Unfortunately for these apologists they can no longer use people’s lived reality to make the case for them. There is simply no way the conditions of the pre-Neoliberal era can be honestly presented as worse than those of the present. From the purchasing power of the average weekly wage to the lack of affordable housing for young families, the conditions of life for ordinary New Zealanders under Neoliberalism have got worse – not better.
As a consequence, Neoliberal apologists are forced to falsify the past: to create a narrative that unequivocally inverts historical reality.
This falsification of the past, in order to justify the ways of Neoliberalism to Man, has no more energetic champion than the New Zealand Herald columnist, John Roughan. In the paper’s Saturday’s edition (30/3/13) he calls for the closure of the Tiwai Point aluminium smelter – evoking, in justification, a quite extraordinarily tendentious, and just plain wrong, version of this country’s post-war history:
Acknowledging that “one or two” of his relatives have enjoyed “a lifetime of employment” at Tiwai, he concedes a debt of gratitude to the National Government of the 1960s for its decision to “turn hydroelectricity into aluminium ingots”.

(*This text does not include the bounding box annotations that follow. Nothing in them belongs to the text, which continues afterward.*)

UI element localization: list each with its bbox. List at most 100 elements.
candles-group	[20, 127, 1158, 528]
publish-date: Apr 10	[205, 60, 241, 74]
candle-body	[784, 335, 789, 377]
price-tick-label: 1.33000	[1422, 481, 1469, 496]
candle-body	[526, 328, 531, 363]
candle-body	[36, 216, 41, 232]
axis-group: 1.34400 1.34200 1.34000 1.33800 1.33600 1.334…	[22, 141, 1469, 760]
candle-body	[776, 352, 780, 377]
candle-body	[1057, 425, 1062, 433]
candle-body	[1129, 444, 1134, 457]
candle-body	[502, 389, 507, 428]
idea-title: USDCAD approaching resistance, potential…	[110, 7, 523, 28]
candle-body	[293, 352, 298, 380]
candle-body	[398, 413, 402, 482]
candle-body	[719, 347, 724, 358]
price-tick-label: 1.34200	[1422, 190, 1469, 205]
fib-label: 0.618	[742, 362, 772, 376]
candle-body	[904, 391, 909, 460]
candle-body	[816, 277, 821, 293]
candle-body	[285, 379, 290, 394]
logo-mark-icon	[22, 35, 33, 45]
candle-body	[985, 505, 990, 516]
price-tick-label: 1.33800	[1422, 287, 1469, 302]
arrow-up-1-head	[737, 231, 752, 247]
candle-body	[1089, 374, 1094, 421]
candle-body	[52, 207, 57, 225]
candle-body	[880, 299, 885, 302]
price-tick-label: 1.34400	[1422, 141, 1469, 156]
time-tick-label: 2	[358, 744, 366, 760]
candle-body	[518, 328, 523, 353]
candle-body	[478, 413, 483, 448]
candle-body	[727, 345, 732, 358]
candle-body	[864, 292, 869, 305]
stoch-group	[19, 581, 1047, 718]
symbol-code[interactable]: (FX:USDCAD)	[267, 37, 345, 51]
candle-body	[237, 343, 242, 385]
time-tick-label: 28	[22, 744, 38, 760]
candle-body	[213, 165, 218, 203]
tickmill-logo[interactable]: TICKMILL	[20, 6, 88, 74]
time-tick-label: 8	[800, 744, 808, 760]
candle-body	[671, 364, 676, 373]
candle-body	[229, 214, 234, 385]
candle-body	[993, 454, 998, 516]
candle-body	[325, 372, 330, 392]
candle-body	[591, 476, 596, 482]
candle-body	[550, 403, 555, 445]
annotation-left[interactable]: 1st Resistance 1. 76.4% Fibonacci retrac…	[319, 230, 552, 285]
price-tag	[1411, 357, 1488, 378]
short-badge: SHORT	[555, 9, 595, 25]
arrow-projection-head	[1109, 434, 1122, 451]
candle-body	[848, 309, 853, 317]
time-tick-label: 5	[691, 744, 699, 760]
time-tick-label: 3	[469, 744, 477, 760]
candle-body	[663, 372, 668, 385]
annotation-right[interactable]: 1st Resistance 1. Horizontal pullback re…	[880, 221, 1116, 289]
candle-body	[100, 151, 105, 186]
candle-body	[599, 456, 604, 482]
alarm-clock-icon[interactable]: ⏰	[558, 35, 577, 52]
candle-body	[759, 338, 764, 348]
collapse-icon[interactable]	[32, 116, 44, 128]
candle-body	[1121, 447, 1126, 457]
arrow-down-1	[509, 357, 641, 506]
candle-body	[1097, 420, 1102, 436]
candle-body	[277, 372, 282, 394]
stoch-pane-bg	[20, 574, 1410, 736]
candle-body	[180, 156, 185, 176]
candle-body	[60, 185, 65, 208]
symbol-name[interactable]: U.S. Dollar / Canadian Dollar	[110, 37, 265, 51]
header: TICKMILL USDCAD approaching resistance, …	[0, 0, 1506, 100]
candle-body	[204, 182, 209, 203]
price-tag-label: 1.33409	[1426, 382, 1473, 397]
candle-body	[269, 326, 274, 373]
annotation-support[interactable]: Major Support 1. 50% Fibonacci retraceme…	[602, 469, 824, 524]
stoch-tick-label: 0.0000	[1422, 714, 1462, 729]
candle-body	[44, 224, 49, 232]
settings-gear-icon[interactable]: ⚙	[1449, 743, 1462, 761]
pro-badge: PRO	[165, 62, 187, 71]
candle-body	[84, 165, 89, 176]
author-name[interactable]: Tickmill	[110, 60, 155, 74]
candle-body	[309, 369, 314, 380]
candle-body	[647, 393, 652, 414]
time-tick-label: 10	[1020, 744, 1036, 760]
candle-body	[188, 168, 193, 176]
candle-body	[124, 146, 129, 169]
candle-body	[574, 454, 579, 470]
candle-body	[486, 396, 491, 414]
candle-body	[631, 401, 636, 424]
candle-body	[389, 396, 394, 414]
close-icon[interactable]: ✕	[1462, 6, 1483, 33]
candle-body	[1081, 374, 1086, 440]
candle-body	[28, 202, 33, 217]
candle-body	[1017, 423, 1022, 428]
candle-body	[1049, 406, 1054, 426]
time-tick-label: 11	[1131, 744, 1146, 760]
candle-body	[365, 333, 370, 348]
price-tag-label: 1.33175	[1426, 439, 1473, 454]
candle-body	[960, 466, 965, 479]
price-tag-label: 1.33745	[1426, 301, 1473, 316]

“It might have been a good idea”, says Mr Roughan, “if the price of electricity had been right – the price we have never been allowed to know.
“The price of most things at that time was controlled or subsidised and nobody knew or cared that prices didn’t align the item’s cost of production to its value in a competitive market. The economy was a job-creation scheme that ended with double-digit unemployment in the 1970s.”

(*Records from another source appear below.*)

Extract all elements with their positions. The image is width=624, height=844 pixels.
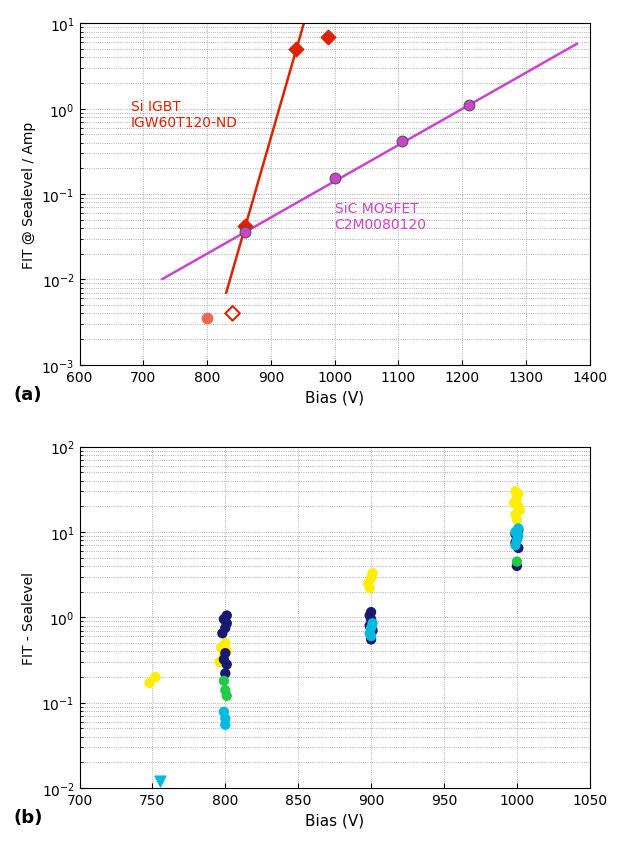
Point bbox=[202, 312, 212, 326]
Point bbox=[222, 658, 232, 672]
Point bbox=[216, 641, 226, 655]
Point bbox=[323, 31, 333, 45]
Point bbox=[217, 627, 227, 641]
Point bbox=[220, 647, 230, 660]
Point bbox=[220, 667, 230, 680]
Text: Si IGBT
IGW60T120-ND: Si IGBT IGW60T120-ND bbox=[130, 100, 238, 130]
Point bbox=[364, 582, 374, 595]
Point bbox=[364, 609, 374, 623]
Point bbox=[220, 712, 230, 726]
Point bbox=[510, 508, 520, 522]
Point bbox=[514, 524, 524, 538]
Point bbox=[222, 617, 232, 630]
Point bbox=[512, 555, 522, 569]
Point bbox=[464, 100, 474, 113]
Point bbox=[366, 630, 376, 643]
Point bbox=[220, 636, 230, 650]
Point bbox=[219, 706, 229, 719]
X-axis label: Bias (V): Bias (V) bbox=[305, 390, 364, 404]
Point bbox=[240, 220, 250, 234]
Point bbox=[364, 627, 374, 641]
Point bbox=[514, 488, 524, 501]
Point bbox=[510, 485, 520, 499]
Point bbox=[366, 633, 376, 647]
Point bbox=[368, 617, 378, 630]
Point bbox=[366, 613, 376, 626]
Point bbox=[510, 528, 520, 541]
Point bbox=[514, 500, 524, 513]
Point bbox=[220, 684, 230, 697]
Point bbox=[512, 492, 522, 506]
Point bbox=[510, 538, 520, 552]
Point bbox=[514, 529, 524, 543]
Point bbox=[219, 674, 229, 688]
Point bbox=[220, 718, 230, 732]
Text: SiC MOSFET
C2M0080120: SiC MOSFET C2M0080120 bbox=[334, 202, 427, 232]
Point bbox=[240, 226, 250, 240]
Point bbox=[222, 645, 232, 658]
Point bbox=[155, 775, 165, 788]
Point bbox=[291, 43, 301, 57]
Point bbox=[515, 504, 525, 517]
Point bbox=[510, 526, 520, 539]
Point bbox=[219, 653, 229, 667]
Point bbox=[512, 513, 522, 527]
Point bbox=[368, 566, 378, 580]
Point bbox=[514, 522, 524, 536]
Point bbox=[364, 619, 374, 632]
Point bbox=[512, 532, 522, 545]
Point bbox=[329, 172, 339, 186]
Point bbox=[219, 650, 229, 663]
Point bbox=[510, 536, 520, 549]
Point bbox=[366, 606, 376, 619]
Point bbox=[363, 577, 373, 591]
Point bbox=[366, 571, 376, 585]
Point bbox=[512, 534, 522, 548]
Point bbox=[145, 676, 155, 690]
Point bbox=[222, 609, 232, 623]
Point bbox=[215, 655, 225, 668]
Point bbox=[150, 670, 160, 684]
Point bbox=[368, 624, 378, 637]
Point bbox=[222, 690, 232, 703]
Point bbox=[366, 621, 376, 635]
Y-axis label: FIT - Sealevel: FIT - Sealevel bbox=[22, 571, 36, 664]
Point bbox=[219, 613, 229, 626]
Point bbox=[512, 560, 522, 573]
X-axis label: Bias (V): Bias (V) bbox=[305, 813, 364, 827]
Point bbox=[397, 135, 407, 149]
Text: (b): (b) bbox=[13, 808, 42, 826]
Y-axis label: FIT @ Sealevel / Amp: FIT @ Sealevel / Amp bbox=[22, 122, 36, 268]
Point bbox=[509, 496, 519, 510]
Point bbox=[514, 542, 524, 555]
Point bbox=[228, 307, 238, 321]
Point bbox=[220, 621, 230, 635]
Text: (a): (a) bbox=[13, 386, 42, 403]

This is an outrageous falsification.
At no time during the 1970s did unemployment ever climb above 2 percent of the workforce. The highest unemployment total of the decade was recorded in 1979 when just under 25,000 people – out of a workforce of 1.3 million – were registered as unemployed. (Source: New Zealand Official Yearbook, Department of Statistics, 1983) In the year ended December 1974, the number of people registered as unemployed in New Zealand had numbered less than a thousand!

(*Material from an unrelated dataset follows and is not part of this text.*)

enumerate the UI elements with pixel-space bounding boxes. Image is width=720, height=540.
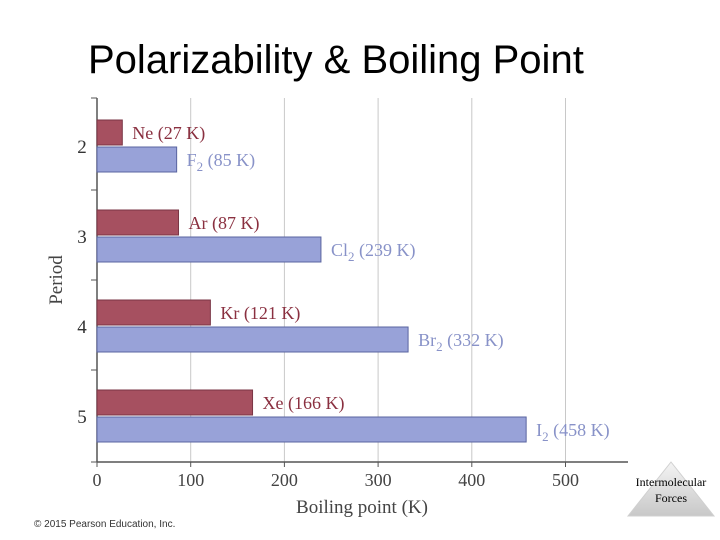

Of course Mr Roughan has no choice but to turn the 1970s into an unmitigated economic failure. To do otherwise would call into question the wisdom and efficacy of the entire Neoliberal Revolution. After all, the only time since the Great Depression when unemployment exceeded 10 percent of the New Zealand workforce was 1991 – the year of National’s arch-Neoliberal Finance Minister, Ruth Richardson’s “Mother of All Budgets”.
The extent to which Mr Roughan has succumbed to Neoliberalism’s absurd mythology is revealed in the next passage of his column. Here he compares Keynesianism to a steam-engine and Neoliberalism to an automobile!
“It was then that governments everywhere learned elementary economics. They realised an economy was not a steam engine that you stoked with as much money, labour, land and fuel that you could lay your hands on. It was more like an automobile that operated best for those inside it when the engine was tuned with precision.
The best method of tuning it, economists said, was a market price. A price set by competition and consumer choice would give each cog in the engine as much fuel, capital, labour and other resources it could efficiently use, and tell you which industries would boost the country’s wealth.”
Clearly those responsible for the Global Financial Crisis: all those expert auto-mechanics at Lehman brothers, Merrill Lynch, Fannie Mae, Freddie Mac, Washington Mutual, Wachovia, Citigroup and AIG were not at work the day those cogs and wheels ground themselves into piles of useless junk? A mess which only the despised State’s capacity to borrow from itself was big enough to clean up.
It is rare to encounter Neoliberal self-delusion on such an all-encompassing scale as Mr Roughan’s. Such egregious historical distortion should make us all very angry, but it can also, in a curious way, comfort us. What it reveals is an ideology entering the twilight of it reign: a system requiring only a few solid blows to send it crashing down.
When a revolution can only be defended by lies, then it’s no longer a revolution.